Two massive projects are currently sitting in my computer. The first is a rowing book...The Old Folks in the Boat. After hours of tearing out sentences and whole paragraphs because they provided just TOO MUCH irrelevant technical information, the book is now too short for our likes, so back it goes to the author who now must spend more time developing and fleshing out what remains or come up with reader-friendly information, and hurriedly, as the book is scheduled for a January release. We've already made arrangements for the book to be released at the Seattle Boat Show - we've taken pre-orders - we're working on ads. This isn't normally the way things are done, I'd like to add. Not to mention I have yet to find a photographer who is willing to get up to the lake at 6:00 a.m. for a cover shoot.

The second project, Jere D. James' western (his 7th book for us) needs, as usual, extensive editing and rewriting. And, of course, we need it done by November. Getting Jere to sit down and rewrite is extraordinarily difficult and, as of right now, finding the author is impossible. If Jere's books did not sell so well, I might wash my hands of these projects.

The problem with editing, is that the editor has to be very careful not to change the author's voice. I try to make as few, as few changes as possible for this reason. In fact, if a manuscript needs a lot of editing, we no longer accept it. Authors get frustrated and angry about corrections being made to the creation that they think is perfect.  Passive voice, point of view shifts, sloppy or boring sentence structure are just not acceptable, however. When I have to start making those corrections, too often the author's voice is lost...and sometimes that's just fine and dandy. We end up practically rewriting the book. We just won't spend our time doing this anymore, nor will Paula.

The argument is that the "average" reader doesn't recognize these writing sins, so it's not necessary to correct them. I have news for anyone who believes this. Our demographic is 50+ and educated. Granted a person may not technically know what point of view shifts are, but they easily recognize when it's hard to keep track of who's thinking what. Passive voice puts people to sleep.

Winner of the Tony Hillerman Best
Fiction Award for 2014 and 1st Place in the
Arizona Authors Literary Contest.
Probably the moral of all this whining is that serious writers really should  consider having their manuscripts "professionally" edited before submission if they want a shot at publication.

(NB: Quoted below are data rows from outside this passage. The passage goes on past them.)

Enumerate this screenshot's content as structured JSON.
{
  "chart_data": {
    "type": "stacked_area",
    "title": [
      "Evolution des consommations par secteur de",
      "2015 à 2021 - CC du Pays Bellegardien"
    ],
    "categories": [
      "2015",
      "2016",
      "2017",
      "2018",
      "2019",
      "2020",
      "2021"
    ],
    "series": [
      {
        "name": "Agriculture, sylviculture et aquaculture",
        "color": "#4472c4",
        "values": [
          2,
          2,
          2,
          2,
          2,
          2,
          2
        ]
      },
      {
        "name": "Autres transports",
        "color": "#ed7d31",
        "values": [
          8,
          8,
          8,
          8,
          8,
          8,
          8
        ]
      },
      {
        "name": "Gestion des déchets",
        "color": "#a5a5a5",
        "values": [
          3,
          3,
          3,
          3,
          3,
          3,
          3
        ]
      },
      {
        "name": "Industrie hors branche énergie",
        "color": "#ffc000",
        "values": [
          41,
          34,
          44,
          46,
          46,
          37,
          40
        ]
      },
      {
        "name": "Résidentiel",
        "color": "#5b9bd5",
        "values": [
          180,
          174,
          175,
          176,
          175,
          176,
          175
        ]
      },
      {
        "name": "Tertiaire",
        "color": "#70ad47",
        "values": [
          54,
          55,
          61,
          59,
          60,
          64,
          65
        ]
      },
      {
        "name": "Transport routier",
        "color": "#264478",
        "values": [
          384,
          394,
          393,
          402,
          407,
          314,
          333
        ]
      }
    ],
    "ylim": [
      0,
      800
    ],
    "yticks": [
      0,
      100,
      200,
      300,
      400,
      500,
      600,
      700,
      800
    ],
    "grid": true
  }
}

The less time and money I, or any other publisher for that matter,  have to spend getting a manuscript ready, the better! Remember, everybody writes books nowadays, so make yours stand out by having it polished to perfection.

We've been very fortunate in that J.R. Sanders' books were practically perfect upon submission (Some Gave All  and The Littlest Wrangler). Lee Anderson's book, Developing the Art of Equine Communication,  needed only minor corrections. A Way in the Wilderness  was near perfect, as was Getting a Handle on Herpes. Robert Walton's Dawn Drums  also was near perfect with only minor tweaks needed. So, it can be done.

Now I just wish someone was around to edit this blog!